Please avoid the western Loxahatchee area near 59th & 200th. Once the signs are up, strict enforcement will be in place. We will also have a detail watching the signs to insure they are not removed. The residents will also be notiying us of any activity. Please get the word out, so the sport can avoid any further negative publicity.
http://www.palmbeachpost.com/pbcwest/content/local_news/epaper/2006/02/01/w1B_noise_0201.htmlRural residents complain of noise from unattended land
By Mitra Malek
Palm Beach Post Staff Writer
Wednesday, February 01, 2006
LOXAHATCHEE — A few tacked-up signs might have stopped months of stress, sleepless nights and vandalism in a Loxahatchee neighborhood.
Every weekend, rowdy trespassers descend on dozens of undeveloped acres at 59th Lane and 200 Trail North, setting fire to the trees they've felled after tearing across the land with noisy all-terrain vehicles. Residents say the revelers shoot off guns and come onto their property long enough to leave behind beer bottles and steal parts off cars.
Neighbors say they've called authorities, but Palm Beach County sheriff's deputies have done little because they need permission to enter private property.
"It's like we're forgotten out here," said Patti Albritton, whose property backs up to the land. That worries her. Last month, after enduring hours of noise, she awoke to find her thoroughbreds loose. Someone had opened their stall, and two Budweiser bottles were inside. She moved the horses to a friend's property — in Alabama.

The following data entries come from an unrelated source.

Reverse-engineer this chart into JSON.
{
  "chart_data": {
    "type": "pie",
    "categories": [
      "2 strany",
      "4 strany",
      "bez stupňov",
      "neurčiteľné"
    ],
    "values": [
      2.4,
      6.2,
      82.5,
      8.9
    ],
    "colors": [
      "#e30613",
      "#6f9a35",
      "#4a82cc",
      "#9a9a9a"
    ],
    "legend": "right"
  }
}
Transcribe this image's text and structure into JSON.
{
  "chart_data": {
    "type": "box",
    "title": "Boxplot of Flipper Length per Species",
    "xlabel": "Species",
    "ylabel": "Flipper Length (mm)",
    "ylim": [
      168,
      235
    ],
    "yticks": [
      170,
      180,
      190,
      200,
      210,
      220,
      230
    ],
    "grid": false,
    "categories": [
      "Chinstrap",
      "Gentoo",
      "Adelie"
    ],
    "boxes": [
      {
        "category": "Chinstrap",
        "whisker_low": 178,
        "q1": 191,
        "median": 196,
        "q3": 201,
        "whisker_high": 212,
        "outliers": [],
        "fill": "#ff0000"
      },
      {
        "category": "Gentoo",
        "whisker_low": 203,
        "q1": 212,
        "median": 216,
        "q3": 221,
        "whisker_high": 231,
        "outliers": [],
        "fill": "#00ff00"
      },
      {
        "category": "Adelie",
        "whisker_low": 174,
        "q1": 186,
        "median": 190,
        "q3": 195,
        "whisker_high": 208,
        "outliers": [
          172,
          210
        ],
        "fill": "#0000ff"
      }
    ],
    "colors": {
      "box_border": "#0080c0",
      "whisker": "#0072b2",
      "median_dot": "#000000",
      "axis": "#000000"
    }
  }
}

Dalco Properties, which owns part of the land, has not put up "no trespassing" signs from the Palm Beach County Sheriff's Office, although the Boca Raton company filed a trespass affidavit several months ago. The affidavit allows law enforcement to make arrests, but the signs must be up, sheriff's Lt. David Kronsperger said.
Dalco's agent, Ledger Kellier, said he thought everything was done when he sent in the authorization.
The lapse in communication has led to mild attempts to oust the crowds.
"We warn them; they leave; then the next weekend, other groups come up," Kronsperger said. "We're trying to get results."
Residents aren't so sure. They say the deputies have stopped coming out and that dispatchers aren't happy to hear from them.
Resident thingy Macdonald has gone on the property several times to address the trespassers himself. "They listen," he said. "But they come back."
Residents say the motocross crowd has been using the property for years. It started small, when the land was thick with trees. Now the loud trucks come by the dozen. "It's all day, all night," Albritton said. "I might as well live in a zero-lot-line community, a college dorm."
They speculate that development pushed the four-wheeler crowd from where they rode before. Eventually that can happen here, too. Kellier said Dalco bought the land to build on it. A second property owner, Ramon Vilarino, owns adjacent land that the trespassers ride on as well. Vilarino could not be reached for comment.
The residents said they'll wait a little longer for the signs to go up and the activity to die down.
Otherwise they have a proposal for the landowners: Let residents lease the land for $1 a year, raise a cow on it and erect a fence.
"We'd have to pay for it ourselves," Albritton said. "But that's one way to do it."